The department said in a statement that it would “consult closely with the Republic of Korea, Japan, and other allies and partners about how to best engage” with North Korea.
But the leaders of those two East Asian nations are divided in their approach and remain embroiled in bitter disputes over separate issues of history and war. Japanese officials are critical of Mr. Moon’s North Korea policy. In November, Wendy Sherman, the deputy secretary of state and an experienced negotiator on North Korea and Iran, hosted a meeting with her South Korean and Japanese counterparts in Washington, but long-running hostilities resulted in an awkward news conference.
The Significance of North Korea’s Missile Tests
Some analysts say Ms. Sherman might be the best American official to lead diplomacy on North Korea. Besides her experience, her position as the second-ranking State Department official gives her stature. In the Trump years, they say, North Korean officials wanted a negotiating partner who was more senior than Stephen E. Biegun, the special envoy. Ms. Sherman could potentially establish a channel with Choe Son-hui, a top North Korean diplomat close to Mr. Kim.
Other American officials have gotten burned on North Korea. The top Asia official in the Biden White House, Kurt Campbell, was assistant secretary of state for East Asia in 2012 when the Obama administration reached the so-called Leap Day Deal with North Korea, which disintegrated within weeks.
One of the biggest dilemmas is how to work with China to curb North Korea’s weapons program. The Chinese leader, Xi Jinping, and his colleagues are balancing various goals: They want to end the disruption caused by Mr. Kim’s weapons while also seeking to avoid a failed state on their border or Pyongyang growing close to Washington or Seoul. A congressional report released on Monday said, “Any Sino-U.S. cooperation on North Korea’s denuclearization will remain constrained by Beijing’s unwillingness to rupture its relationship with Pyongyang completely and lose leverage over North Korea’s foreign policy decisions.”

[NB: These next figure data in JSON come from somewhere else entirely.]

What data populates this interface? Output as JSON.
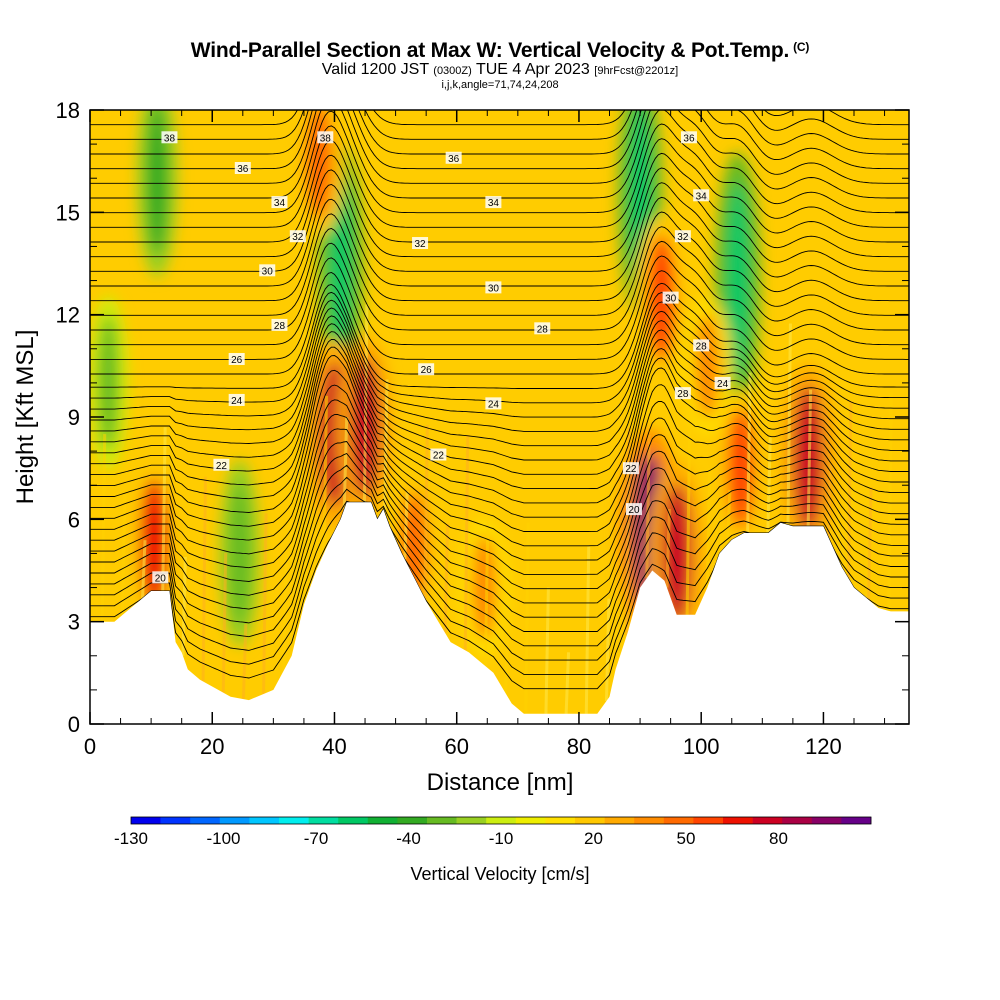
{
  "header": {
    "title": "Wind-Parallel Section at Max W: Vertical Velocity & Pot.Temp.",
    "copyright": "(C)",
    "valid_prefix": "Valid 1200 JST",
    "valid_utc": "(0300Z)",
    "valid_date": "TUE 4 Apr 2023",
    "forecast": "[9hrFcst@2201z]",
    "indices": "i,j,k,angle=71,74,24,208"
  },
  "chart_data": {
    "type": "heatmap",
    "xlabel": "Distance [nm]",
    "ylabel": "Height [Kft MSL]",
    "xlim": [
      0,
      134
    ],
    "ylim": [
      0,
      18
    ],
    "x_ticks": [
      0,
      20,
      40,
      60,
      80,
      100,
      120
    ],
    "y_ticks": [
      0,
      3,
      6,
      9,
      12,
      15,
      18
    ],
    "grid": false,
    "colorbar": {
      "title": "Vertical Velocity [cm/s]",
      "tick_labels": [
        "-130",
        "-100",
        "-70",
        "-40",
        "-10",
        "20",
        "50",
        "80"
      ],
      "tick_values": [
        -130,
        -100,
        -70,
        -40,
        -10,
        20,
        50,
        80
      ],
      "range": [
        -130,
        110
      ],
      "step": 10,
      "colors": [
        "#0000ee",
        "#0033ff",
        "#0066ff",
        "#0099ff",
        "#00c6ff",
        "#00eeee",
        "#00dda0",
        "#00c864",
        "#11b033",
        "#33aa22",
        "#66bb22",
        "#99d022",
        "#ccee11",
        "#eeee00",
        "#ffe000",
        "#ffc800",
        "#ffaa00",
        "#ff8c00",
        "#ff6a00",
        "#ff4400",
        "#ee1100",
        "#cc0022",
        "#aa0044",
        "#880066",
        "#660088"
      ]
    },
    "terrain_kft": [
      [
        0,
        3.0
      ],
      [
        4,
        3.0
      ],
      [
        6,
        3.3
      ],
      [
        8,
        3.6
      ],
      [
        10,
        3.9
      ],
      [
        13,
        3.9
      ],
      [
        14,
        2.4
      ],
      [
        15,
        2.1
      ],
      [
        16,
        1.6
      ],
      [
        18,
        1.3
      ],
      [
        20,
        1.1
      ],
      [
        23,
        0.8
      ],
      [
        26,
        0.7
      ],
      [
        30,
        1.0
      ],
      [
        33,
        2.0
      ],
      [
        35,
        3.5
      ],
      [
        37,
        4.5
      ],
      [
        39,
        5.3
      ],
      [
        41,
        6.0
      ],
      [
        42,
        6.5
      ],
      [
        46,
        6.5
      ],
      [
        47,
        6.0
      ],
      [
        48,
        6.3
      ],
      [
        49,
        5.8
      ],
      [
        51,
        5.0
      ],
      [
        53,
        4.3
      ],
      [
        55,
        3.6
      ],
      [
        57,
        3.0
      ],
      [
        59,
        2.4
      ],
      [
        62,
        2.1
      ],
      [
        64,
        1.8
      ],
      [
        66,
        1.5
      ],
      [
        69,
        0.6
      ],
      [
        71,
        0.3
      ],
      [
        76,
        0.3
      ],
      [
        80,
        0.3
      ],
      [
        83,
        0.3
      ],
      [
        85,
        0.8
      ],
      [
        86,
        1.6
      ],
      [
        88,
        2.7
      ],
      [
        90,
        4.0
      ],
      [
        92,
        4.5
      ],
      [
        94,
        4.2
      ],
      [
        96,
        3.2
      ],
      [
        99,
        3.2
      ],
      [
        101,
        4.0
      ],
      [
        103,
        5.0
      ],
      [
        105,
        5.4
      ],
      [
        107,
        5.6
      ],
      [
        109,
        5.6
      ],
      [
        111,
        5.6
      ],
      [
        113,
        5.9
      ],
      [
        115,
        5.8
      ],
      [
        117,
        5.8
      ],
      [
        120,
        5.8
      ],
      [
        123,
        4.6
      ],
      [
        125,
        4.0
      ],
      [
        127,
        3.7
      ],
      [
        129,
        3.4
      ],
      [
        131,
        3.3
      ],
      [
        134,
        3.3
      ]
    ],
    "updrafts": [
      {
        "x": 10.5,
        "y": 5.3,
        "w": 70
      },
      {
        "x": 40.0,
        "y": 8.5,
        "w": 85
      },
      {
        "x": 45.0,
        "y": 8.7,
        "w": 80
      },
      {
        "x": 37.5,
        "y": 16.5,
        "w": 55
      },
      {
        "x": 53.0,
        "y": 5.2,
        "w": 50
      },
      {
        "x": 64.5,
        "y": 4.0,
        "w": 45
      },
      {
        "x": 91.5,
        "y": 5.6,
        "w": 100
      },
      {
        "x": 96.0,
        "y": 5.0,
        "w": 80
      },
      {
        "x": 93.5,
        "y": 12.5,
        "w": 65
      },
      {
        "x": 106.5,
        "y": 7.5,
        "w": 60
      },
      {
        "x": 117.5,
        "y": 7.8,
        "w": 85
      },
      {
        "x": 101.0,
        "y": 10.5,
        "w": 45
      }
    ],
    "downdrafts": [
      {
        "x": 41.0,
        "y": 13.5,
        "w": -55
      },
      {
        "x": 90.0,
        "y": 15.5,
        "w": -55
      },
      {
        "x": 106.0,
        "y": 13.0,
        "w": -60
      },
      {
        "x": 11.0,
        "y": 16.0,
        "w": -35
      },
      {
        "x": 24.5,
        "y": 5.0,
        "w": -30
      },
      {
        "x": 3.0,
        "y": 10.0,
        "w": -25
      }
    ],
    "isentropes_K": [
      20,
      22,
      24,
      26,
      28,
      30,
      32,
      34,
      36,
      38
    ],
    "isentrope_labels": [
      {
        "text": "38",
        "x": 13.0,
        "y": 17.2
      },
      {
        "text": "36",
        "x": 25.0,
        "y": 16.3
      },
      {
        "text": "34",
        "x": 31.0,
        "y": 15.3
      },
      {
        "text": "32",
        "x": 34.0,
        "y": 14.3
      },
      {
        "text": "30",
        "x": 29.0,
        "y": 13.3
      },
      {
        "text": "28",
        "x": 31.0,
        "y": 11.7
      },
      {
        "text": "26",
        "x": 24.0,
        "y": 10.7
      },
      {
        "text": "24",
        "x": 24.0,
        "y": 9.5
      },
      {
        "text": "22",
        "x": 21.5,
        "y": 7.6
      },
      {
        "text": "20",
        "x": 11.5,
        "y": 4.3
      },
      {
        "text": "38",
        "x": 38.5,
        "y": 17.2
      },
      {
        "text": "36",
        "x": 59.5,
        "y": 16.6
      },
      {
        "text": "34",
        "x": 66.0,
        "y": 15.3
      },
      {
        "text": "32",
        "x": 54.0,
        "y": 14.1
      },
      {
        "text": "30",
        "x": 66.0,
        "y": 12.8
      },
      {
        "text": "28",
        "x": 74.0,
        "y": 11.6
      },
      {
        "text": "26",
        "x": 55.0,
        "y": 10.4
      },
      {
        "text": "24",
        "x": 66.0,
        "y": 9.4
      },
      {
        "text": "22",
        "x": 57.0,
        "y": 7.9
      },
      {
        "text": "36",
        "x": 98.0,
        "y": 17.2
      },
      {
        "text": "34",
        "x": 100.0,
        "y": 15.5
      },
      {
        "text": "32",
        "x": 97.0,
        "y": 14.3
      },
      {
        "text": "30",
        "x": 95.0,
        "y": 12.5
      },
      {
        "text": "28",
        "x": 100.0,
        "y": 11.1
      },
      {
        "text": "28",
        "x": 97.0,
        "y": 9.7
      },
      {
        "text": "24",
        "x": 103.5,
        "y": 10.0
      },
      {
        "text": "22",
        "x": 88.5,
        "y": 7.5
      },
      {
        "text": "20",
        "x": 89.0,
        "y": 6.3
      }
    ]
  }
}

China is by far North Korea’s biggest trading partner. Although it has approved of U.N. sanctions on occasion, it and Russia began asking in 2019 for partial relief of the Obama- and Trump-era sanctions. For a period, it was enforcing those sanctions, but then it began helping North Korea circumvent them as Beijing-Washington relations deteriorated.
For most of the pandemic, North Korea has kept China at arm’s length, closing the border and rejecting offers of Chinese vaccines. But this month, the two countries reopened their shared border to freight trains. North Korean trains have been carrying cargo from the Chinese border city of Dandong.